Não via O Conde de Monte Cristo (2002) há muitos anos, mas lembrava-me de ter gostado imenso do filme. Na altura, sabia muito pouco sobre o romance de Alexandre Dumas para além da sua premissa básica. Entretanto, porém, acabei finalmente por ler o livro — e não um livro qualquer. Na minha opinião, O Conde de Monte Cristo é a maior obra de ficção alguma vez escrita. A minha edição tem quase 900 páginas e, de alguma forma, sinto que cada uma delas se justifica plenamente.
Rever o filme de Kevin Reynolds depois de ler o romance acabou por ser uma experiência bastante peculiar.
Por um lado, seria completamente injusto esperar que um filme de Hollywood com apenas duas horas adaptasse fielmente um romance de uma dimensão e complexidade tão extraordinárias. A obra-prima de Dumas está repleta de intrigas elaboradas, conspirações políticas, reflexões filosóficas, inúmeras personagens memoráveis e subtramas suficientes para ocupar várias temporadas de uma série televisiva. Alguma coisa tinha inevitavelmente de ficar pelo caminho.
E fica.
O filme é, acima de tudo, uma produção de Hollywood — e digo-o sem qualquer intenção de elogio ou crítica; é apenas uma constatação. Simplifica a história, transformando-a num relato de vingança mais direto e extremamente divertido. A premissa permanece intacta: Edmond Dantès é injustamente preso, passa quase quinze anos encarcerado, consegue escapar, descobre um tesouro, reinventa-se como o Conde de Monte Cristo e parte em busca de vingança contra aqueles que destruíram a sua vida.
Continua a ser uma história fantástica. Aliás, sejamos justos: se Dumas tivesse escrito apenas isso, a maioria dos autores ficaria mais do que satisfeita em dar a carreira por concluída.
No entanto, as camadas mais profundas do romance são significativamente reduzidas. A conspiração que conduz Dantés à prisão é simplificada. Muitas das relações entre as personagens perdem a sua complexidade e algumas desaparecem por completo — como se os realizadores tivessem olhado para a lista de personagens e dito: «Nem pensar, não vamos explicar isto tudo.» A própria vingança torna-se muito mais direta e convencional. O abade Faria, uma das figuras mais fascinantes do romance, desempenha um papel mais reduzido e menos rico em nuances. Mais importante ainda, Edmond Dantés transforma-se num herói muito mais tradicional.
No romance, Dantés é uma personagem muito mais estranha e moralmente ambígua. Enquanto Conde, parece muitas vezes menos um homem do que um instrumento do destino, encarregado de cumprir um desígnio maior que nem ele próprio consegue controlar plenamente. A sua busca por vingança levanta questões morais difíceis, e o livro obriga constantemente o leitor a perguntar-se se justiça e vingança são realmente a mesma coisa. O filme, compreensivelmente, demonstra muito menos interesse por estas complicações filosóficas. Prefere duelos de espada, confrontos dramáticos e momentos de recompensa emocional — que, convenhamos, também são bastante satisfatórios.
Ver o filme depois de ler o livro é, por isso, um pouco como visitar uma magnífica maqueta de uma catedral que já tivemos oportunidade de explorar na realidade. A forma é imediatamente reconhecível, muitos dos elementos essenciais continuam presentes e o resultado continua a ser impressionante. Mas desapareceram alas inteiras, passagens escondidas e inúmeros detalhes de grande riqueza.

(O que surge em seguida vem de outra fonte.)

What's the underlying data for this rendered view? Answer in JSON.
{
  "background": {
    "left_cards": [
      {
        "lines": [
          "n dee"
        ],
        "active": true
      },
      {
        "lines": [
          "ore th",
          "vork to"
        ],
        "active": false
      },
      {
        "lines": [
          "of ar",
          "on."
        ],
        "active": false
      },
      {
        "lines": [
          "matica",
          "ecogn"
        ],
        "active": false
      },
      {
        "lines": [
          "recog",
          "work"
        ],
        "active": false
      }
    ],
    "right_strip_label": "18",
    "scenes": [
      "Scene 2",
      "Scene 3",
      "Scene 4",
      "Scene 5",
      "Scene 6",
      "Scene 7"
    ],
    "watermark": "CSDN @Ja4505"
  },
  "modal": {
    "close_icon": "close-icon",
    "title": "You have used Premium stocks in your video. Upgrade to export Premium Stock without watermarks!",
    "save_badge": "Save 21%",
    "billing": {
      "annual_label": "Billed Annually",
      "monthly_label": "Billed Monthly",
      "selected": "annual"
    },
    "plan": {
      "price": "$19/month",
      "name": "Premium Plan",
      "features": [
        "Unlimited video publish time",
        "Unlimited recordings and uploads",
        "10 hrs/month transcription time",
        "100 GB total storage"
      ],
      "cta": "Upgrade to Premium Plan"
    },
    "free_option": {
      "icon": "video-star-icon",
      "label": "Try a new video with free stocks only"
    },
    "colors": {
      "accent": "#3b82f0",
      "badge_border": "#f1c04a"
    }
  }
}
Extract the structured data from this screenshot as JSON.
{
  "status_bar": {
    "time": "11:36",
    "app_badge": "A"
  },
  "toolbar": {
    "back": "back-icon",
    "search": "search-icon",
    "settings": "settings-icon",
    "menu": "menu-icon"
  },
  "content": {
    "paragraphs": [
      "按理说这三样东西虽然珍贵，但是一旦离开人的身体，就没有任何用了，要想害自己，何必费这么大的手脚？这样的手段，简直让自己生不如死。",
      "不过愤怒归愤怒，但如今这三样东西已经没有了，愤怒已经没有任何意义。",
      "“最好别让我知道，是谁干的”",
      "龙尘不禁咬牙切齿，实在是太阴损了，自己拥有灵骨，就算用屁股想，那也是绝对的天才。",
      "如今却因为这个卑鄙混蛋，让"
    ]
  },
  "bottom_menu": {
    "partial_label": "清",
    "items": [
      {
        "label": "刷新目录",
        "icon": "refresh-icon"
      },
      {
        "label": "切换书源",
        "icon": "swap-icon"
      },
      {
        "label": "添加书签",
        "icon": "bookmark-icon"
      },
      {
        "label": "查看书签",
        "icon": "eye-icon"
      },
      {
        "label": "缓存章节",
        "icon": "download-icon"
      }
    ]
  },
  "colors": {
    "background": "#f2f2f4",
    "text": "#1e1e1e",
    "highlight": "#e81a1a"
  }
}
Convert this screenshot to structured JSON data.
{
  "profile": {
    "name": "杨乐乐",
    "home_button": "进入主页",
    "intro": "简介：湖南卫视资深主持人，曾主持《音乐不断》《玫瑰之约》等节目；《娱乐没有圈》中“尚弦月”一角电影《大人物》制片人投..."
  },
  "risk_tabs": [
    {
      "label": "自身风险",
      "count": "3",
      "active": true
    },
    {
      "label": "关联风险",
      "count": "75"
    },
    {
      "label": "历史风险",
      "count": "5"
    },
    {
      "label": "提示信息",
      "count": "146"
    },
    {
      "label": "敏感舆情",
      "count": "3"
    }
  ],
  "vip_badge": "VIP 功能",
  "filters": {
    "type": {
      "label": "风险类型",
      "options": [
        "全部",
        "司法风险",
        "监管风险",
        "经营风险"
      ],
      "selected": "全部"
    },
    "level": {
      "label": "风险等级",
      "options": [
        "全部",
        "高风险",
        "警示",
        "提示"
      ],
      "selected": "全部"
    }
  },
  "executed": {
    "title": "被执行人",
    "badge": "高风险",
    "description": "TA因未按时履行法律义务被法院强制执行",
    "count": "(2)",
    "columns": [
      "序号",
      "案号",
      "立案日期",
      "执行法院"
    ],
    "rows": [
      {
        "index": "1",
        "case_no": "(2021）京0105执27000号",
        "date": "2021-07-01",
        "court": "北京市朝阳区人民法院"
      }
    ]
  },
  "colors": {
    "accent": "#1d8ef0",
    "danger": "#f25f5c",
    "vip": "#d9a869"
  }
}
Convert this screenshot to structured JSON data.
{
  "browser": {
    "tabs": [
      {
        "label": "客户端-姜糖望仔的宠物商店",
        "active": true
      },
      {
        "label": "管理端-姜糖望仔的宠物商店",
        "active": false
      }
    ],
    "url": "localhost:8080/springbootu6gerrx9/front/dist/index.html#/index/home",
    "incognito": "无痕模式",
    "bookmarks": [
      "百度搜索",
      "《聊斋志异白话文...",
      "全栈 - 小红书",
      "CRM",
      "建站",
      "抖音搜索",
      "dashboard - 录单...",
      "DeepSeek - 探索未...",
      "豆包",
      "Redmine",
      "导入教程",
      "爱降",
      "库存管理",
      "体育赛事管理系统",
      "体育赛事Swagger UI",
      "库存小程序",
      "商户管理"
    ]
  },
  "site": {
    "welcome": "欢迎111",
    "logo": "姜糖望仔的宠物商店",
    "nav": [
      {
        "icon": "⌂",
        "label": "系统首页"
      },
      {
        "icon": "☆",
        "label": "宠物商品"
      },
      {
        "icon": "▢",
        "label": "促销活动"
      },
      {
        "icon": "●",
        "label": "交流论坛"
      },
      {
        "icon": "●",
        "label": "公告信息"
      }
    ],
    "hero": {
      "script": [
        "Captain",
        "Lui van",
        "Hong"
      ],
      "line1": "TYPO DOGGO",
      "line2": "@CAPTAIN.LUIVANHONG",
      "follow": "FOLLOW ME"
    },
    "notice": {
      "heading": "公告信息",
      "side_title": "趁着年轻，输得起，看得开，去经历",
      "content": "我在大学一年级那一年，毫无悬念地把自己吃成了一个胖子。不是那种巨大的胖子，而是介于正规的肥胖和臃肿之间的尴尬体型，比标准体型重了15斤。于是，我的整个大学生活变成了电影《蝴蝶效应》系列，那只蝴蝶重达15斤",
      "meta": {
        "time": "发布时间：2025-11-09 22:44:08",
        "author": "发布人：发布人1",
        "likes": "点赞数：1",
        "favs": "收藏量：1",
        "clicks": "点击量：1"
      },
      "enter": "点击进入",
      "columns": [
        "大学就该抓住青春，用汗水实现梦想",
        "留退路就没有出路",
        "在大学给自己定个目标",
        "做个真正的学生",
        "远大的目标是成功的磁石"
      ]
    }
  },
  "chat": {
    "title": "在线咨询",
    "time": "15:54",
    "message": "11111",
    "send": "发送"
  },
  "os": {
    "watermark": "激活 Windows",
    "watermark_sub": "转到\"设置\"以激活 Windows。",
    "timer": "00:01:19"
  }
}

Ainda assim, gostei muito de o rever. O elenco é excelente, o ritmo raramente abranda e o filme consegue manter-se cativante do princípio ao fim. Enquanto adaptação do romance de Dumas, deixa de fora grande parte daquilo que torna o livro verdadeiramente extraordinário. Enquanto filme de aventuras autónomo, porém, é um sucesso assinalável.
No fim de contas, quem vir apenas o filme ficará a conhecer a história essencial de Edmond Dantés. Aquilo que perderá é grande parte da profundidade psicológica, política e moral que fez do romance de Dumas um dos clássicos mais influentes da história da literatura.
Por outro lado, se o filme inspirar nem que seja um pequeno número de espectadores a pegar no livro, talvez tenha prestado um serviço maior do que qualquer adaptação alguma vez poderia ambicionar. Afinal, depois de se ler O Conde de Monte Cristo, qualquer adaptação está inevitavelmente condenada a ser apenas uma versão abreviada.